People seem to be very aware of Nestle's rapacious imperialist habits, and that of all these expanding Western companies, whether consumer-branded or not. But they seem pretty cynical about Russian companies too. "You can't trust what it says on the package!" some babushka advised us in a grocery store, about a Russian fruit juice. True of all modern production.

So is the answer in the villages? Is that where there's still some way to escape the insanity? Well, villages often have their petty oligarchs too now -- Lords, who mostly keep to themselves but, like those nobles of old, tend to treat normal people like dogs.

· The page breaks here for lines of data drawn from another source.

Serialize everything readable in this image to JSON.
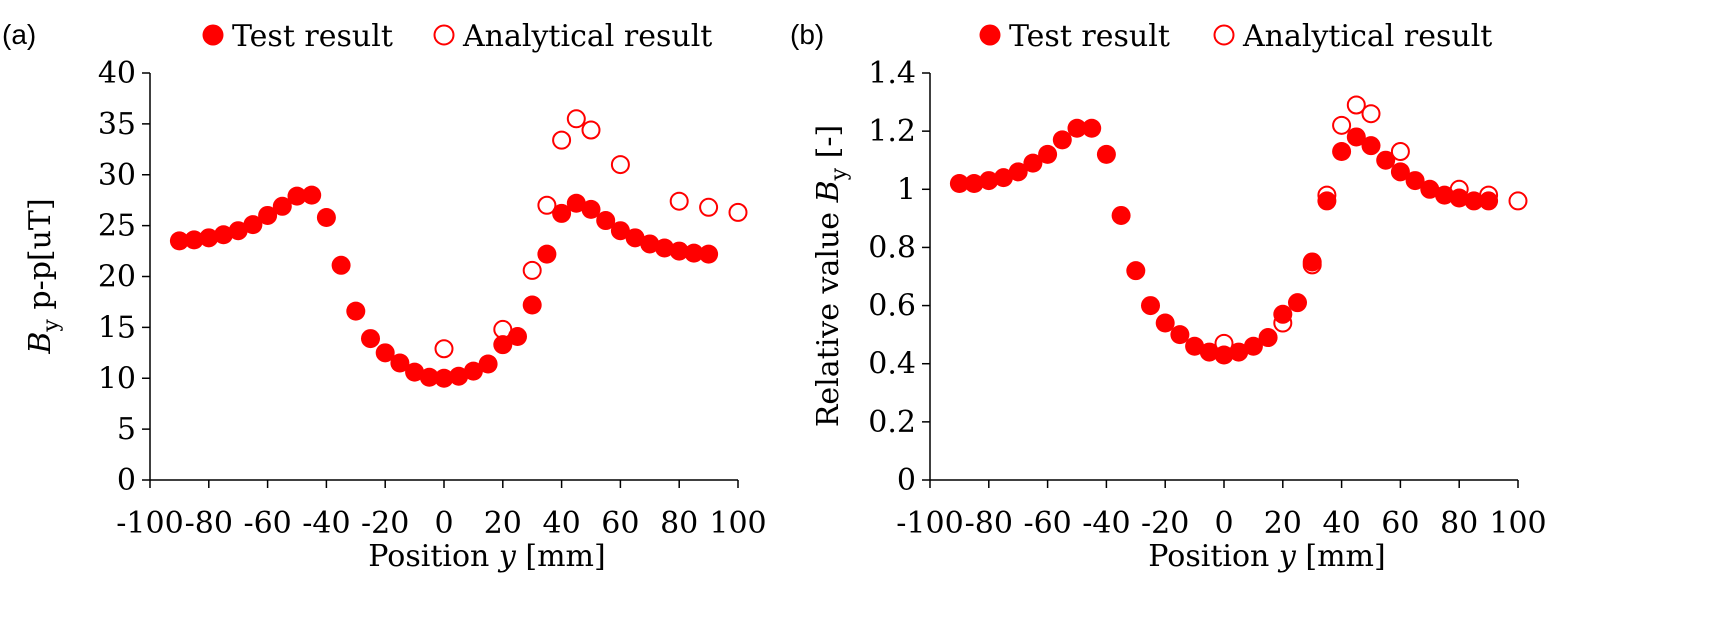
{
  "colors": {
    "marker": "#ff0000",
    "axis": "#000000"
  },
  "chart_data": [
    {
      "type": "scatter",
      "panel_label": "(a)",
      "xlabel": {
        "prefix": "Position ",
        "var": "y",
        "suffix": " [mm]"
      },
      "ylabel": {
        "var": "B",
        "sub": "y",
        "suffix": " p-p[uT]"
      },
      "xlim": [
        -100,
        100
      ],
      "ylim": [
        0,
        40
      ],
      "xticks": [
        -100,
        -80,
        -60,
        -40,
        -20,
        0,
        20,
        40,
        60,
        80,
        100
      ],
      "yticks": [
        0,
        5,
        10,
        15,
        20,
        25,
        30,
        35,
        40
      ],
      "legend_position": "top",
      "series": [
        {
          "name": "Test result",
          "marker": "filled-circle",
          "x": [
            -90,
            -85,
            -80,
            -75,
            -70,
            -65,
            -60,
            -55,
            -50,
            -45,
            -40,
            -35,
            -30,
            -25,
            -20,
            -15,
            -10,
            -5,
            0,
            5,
            10,
            15,
            20,
            25,
            30,
            35,
            40,
            45,
            50,
            55,
            60,
            65,
            70,
            75,
            80,
            85,
            90
          ],
          "y": [
            23.5,
            23.6,
            23.8,
            24.1,
            24.5,
            25.1,
            26.0,
            26.9,
            27.9,
            28.0,
            25.8,
            21.1,
            16.6,
            13.9,
            12.5,
            11.5,
            10.6,
            10.1,
            10.0,
            10.2,
            10.7,
            11.4,
            13.3,
            14.1,
            17.2,
            22.2,
            26.2,
            27.2,
            26.6,
            25.5,
            24.5,
            23.8,
            23.2,
            22.8,
            22.5,
            22.3,
            22.2
          ]
        },
        {
          "name": "Analytical result",
          "marker": "hollow-circle",
          "x": [
            0,
            20,
            30,
            35,
            40,
            45,
            50,
            60,
            80,
            90,
            100
          ],
          "y": [
            12.9,
            14.8,
            20.6,
            27.0,
            33.4,
            35.5,
            34.4,
            31.0,
            27.4,
            26.8,
            26.3
          ]
        }
      ]
    },
    {
      "type": "scatter",
      "panel_label": "(b)",
      "xlabel": {
        "prefix": "Position ",
        "var": "y",
        "suffix": " [mm]"
      },
      "ylabel": {
        "prefix": "Relative value ",
        "var": "B",
        "sub": "y",
        "suffix": " [-]"
      },
      "xlim": [
        -100,
        100
      ],
      "ylim": [
        0,
        1.4
      ],
      "xticks": [
        -100,
        -80,
        -60,
        -40,
        -20,
        0,
        20,
        40,
        60,
        80,
        100
      ],
      "yticks": [
        0,
        0.2,
        0.4,
        0.6,
        0.8,
        1,
        1.2,
        1.4
      ],
      "legend_position": "top",
      "series": [
        {
          "name": "Test result",
          "marker": "filled-circle",
          "x": [
            -90,
            -85,
            -80,
            -75,
            -70,
            -65,
            -60,
            -55,
            -50,
            -45,
            -40,
            -35,
            -30,
            -25,
            -20,
            -15,
            -10,
            -5,
            0,
            5,
            10,
            15,
            20,
            25,
            30,
            35,
            40,
            45,
            50,
            55,
            60,
            65,
            70,
            75,
            80,
            85,
            90
          ],
          "y": [
            1.02,
            1.02,
            1.03,
            1.04,
            1.06,
            1.09,
            1.12,
            1.17,
            1.21,
            1.21,
            1.12,
            0.91,
            0.72,
            0.6,
            0.54,
            0.5,
            0.46,
            0.44,
            0.43,
            0.44,
            0.46,
            0.49,
            0.57,
            0.61,
            0.75,
            0.96,
            1.13,
            1.18,
            1.15,
            1.1,
            1.06,
            1.03,
            1.0,
            0.98,
            0.97,
            0.96,
            0.96
          ]
        },
        {
          "name": "Analytical result",
          "marker": "hollow-circle",
          "x": [
            0,
            20,
            30,
            35,
            40,
            45,
            50,
            60,
            80,
            90,
            100
          ],
          "y": [
            0.47,
            0.54,
            0.74,
            0.98,
            1.22,
            1.29,
            1.26,
            1.13,
            1.0,
            0.98,
            0.96
          ]
        }
      ]
    }
  ]
}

The answer: is in coalition, of course! The tools to solve the problems are there, and some are using them in Russia. The most we can do in the US, to help, is to stop the World Bank, and related programs, which endlessly fund destructive empire-building for the benefit of a few.

Time habits

Russians, at least the urban kind, are surprisingly obsessed with the clock. Things should start & finish on time. Trains should run on time. You should work "from bell to bell", and then rush to do something else. Russians on the Moscow Metro definitely outpace the Japanese in Tokyo. Such determined bursts of energy ... to get home, go out, or go relax. They really seem to make transition time as short as possible. This 'culture' is very much the residue of top-down optimizations. It takes getting used to, seems both unnatural, and surprisingly anti-cooperative.